Germanna Community College applied to GO Virginia for the grant, which amounts to $ 634,938 over three years.

Amy Henecke, dean of vocational and technical studies and workforce development for Germanna, said cybersecurity jobs are “very difficult to fill.”

“So it’s important to start this pipeline earlier,” she said. “With the dual enrollment program, students can start earning degrees and claim college credits. “

Tate is teaming up with teacher Germanna to teach this year’s first dual-enrollment class.

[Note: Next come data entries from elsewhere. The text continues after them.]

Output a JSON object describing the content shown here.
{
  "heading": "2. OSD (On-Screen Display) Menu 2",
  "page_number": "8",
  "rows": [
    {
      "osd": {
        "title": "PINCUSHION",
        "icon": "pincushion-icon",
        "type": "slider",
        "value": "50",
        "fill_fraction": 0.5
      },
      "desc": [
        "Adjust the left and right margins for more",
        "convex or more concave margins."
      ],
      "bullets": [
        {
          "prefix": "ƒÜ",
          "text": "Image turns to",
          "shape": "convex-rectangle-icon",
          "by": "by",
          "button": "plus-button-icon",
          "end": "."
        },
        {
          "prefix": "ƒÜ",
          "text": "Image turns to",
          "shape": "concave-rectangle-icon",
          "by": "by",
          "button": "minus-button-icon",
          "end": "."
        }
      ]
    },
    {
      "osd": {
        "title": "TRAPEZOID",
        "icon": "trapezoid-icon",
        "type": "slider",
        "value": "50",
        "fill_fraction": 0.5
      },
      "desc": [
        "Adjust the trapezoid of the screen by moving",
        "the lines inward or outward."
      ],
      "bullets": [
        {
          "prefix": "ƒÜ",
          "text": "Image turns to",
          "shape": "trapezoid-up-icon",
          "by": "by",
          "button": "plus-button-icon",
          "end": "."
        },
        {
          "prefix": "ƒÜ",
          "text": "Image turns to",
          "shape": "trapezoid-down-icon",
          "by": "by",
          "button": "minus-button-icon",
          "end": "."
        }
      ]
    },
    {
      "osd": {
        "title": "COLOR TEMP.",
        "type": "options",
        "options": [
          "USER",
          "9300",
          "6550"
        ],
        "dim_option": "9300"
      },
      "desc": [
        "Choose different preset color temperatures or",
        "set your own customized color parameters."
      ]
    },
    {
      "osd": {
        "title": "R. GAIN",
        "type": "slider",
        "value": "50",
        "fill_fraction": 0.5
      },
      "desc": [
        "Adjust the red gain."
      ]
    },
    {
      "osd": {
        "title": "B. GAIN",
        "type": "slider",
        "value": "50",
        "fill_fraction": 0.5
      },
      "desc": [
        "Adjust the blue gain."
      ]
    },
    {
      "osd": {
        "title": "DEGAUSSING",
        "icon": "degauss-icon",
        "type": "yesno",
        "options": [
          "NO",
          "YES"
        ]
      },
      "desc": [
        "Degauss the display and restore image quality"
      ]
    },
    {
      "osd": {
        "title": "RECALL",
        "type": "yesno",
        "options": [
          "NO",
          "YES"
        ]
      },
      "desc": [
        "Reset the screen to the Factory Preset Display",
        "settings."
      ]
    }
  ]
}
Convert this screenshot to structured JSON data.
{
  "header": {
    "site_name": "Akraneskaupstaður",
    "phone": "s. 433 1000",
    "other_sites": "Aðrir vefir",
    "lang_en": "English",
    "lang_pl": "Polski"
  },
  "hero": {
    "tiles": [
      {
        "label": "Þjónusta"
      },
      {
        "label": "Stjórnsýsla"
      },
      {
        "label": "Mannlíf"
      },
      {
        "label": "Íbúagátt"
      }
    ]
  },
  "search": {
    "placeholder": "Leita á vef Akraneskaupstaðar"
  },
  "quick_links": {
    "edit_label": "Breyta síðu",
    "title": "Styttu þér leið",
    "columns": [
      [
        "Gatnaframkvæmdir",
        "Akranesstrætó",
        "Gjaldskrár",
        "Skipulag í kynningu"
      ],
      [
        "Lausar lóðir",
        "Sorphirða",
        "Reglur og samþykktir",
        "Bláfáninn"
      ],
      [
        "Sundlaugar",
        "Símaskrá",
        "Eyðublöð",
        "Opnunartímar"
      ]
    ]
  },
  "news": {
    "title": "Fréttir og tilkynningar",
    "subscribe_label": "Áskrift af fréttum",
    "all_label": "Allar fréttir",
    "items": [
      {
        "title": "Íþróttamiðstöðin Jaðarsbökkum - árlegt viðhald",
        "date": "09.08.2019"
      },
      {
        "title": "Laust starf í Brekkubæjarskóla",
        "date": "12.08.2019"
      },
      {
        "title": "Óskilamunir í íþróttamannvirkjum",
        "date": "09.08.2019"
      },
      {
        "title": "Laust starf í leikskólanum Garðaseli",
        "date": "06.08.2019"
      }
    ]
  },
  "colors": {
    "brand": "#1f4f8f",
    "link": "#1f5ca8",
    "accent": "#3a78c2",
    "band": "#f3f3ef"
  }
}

Students come to Spotsylvania Career and Tech Center from their home high school every other day for half a day, and they earn credits that will transfer to Germanna or any other community college in Virginia.

They can also request to be transferred to a four-year college.

“Even with that one class they have, they could graduate (high school) and enter the workforce if that’s what they decided to do,” Henecke said.

Tate, who has been teaching computer systems courses for 13 years, said about 25% of its graduates enter the workforce directly, ranging from Geek Squad tech support jobs to local cybersecurity companies that spend contracts with the Ministry of Defense.

Another quarter of his graduates go into the military, where he says they almost always take a tech or cyber-related MOS, while 25 percent go to two or four-year colleges.

The remaining quarter might take a while to bloom, he said, but often ends up joining the cyber workforce.

Senior Marie Kriewaldt is one of two students in the dual enrollment course this year.

She said she first took a cybersecurity course in second year because she had room in her schedule and it “looked interesting”, and continued on. good way thanks to the encouragement of his father.

“It’s a challenge for me, but I love the challenge,” Kriewaldt said.

She said she thinks girls continue to be afraid of computer and cybersecurity classes due to the majority of male enrollments, and she thinks career options in these fields need to be presented to girls at one point. much younger age.

With “literally hundreds of jobs,” said Henecke, there are plenty of vacancies.

Henecke said Germanna is training more instructors in schools in Spotsylvania County, as well as in Stafford and Fredericksburg City.

The goal of the GO Virginia grant is to certify 20 teachers to deliver cybersecurity courses across the region, including Caroline and King George counties.



Cyber ​​security for elections


Why does software testing add value to businesses?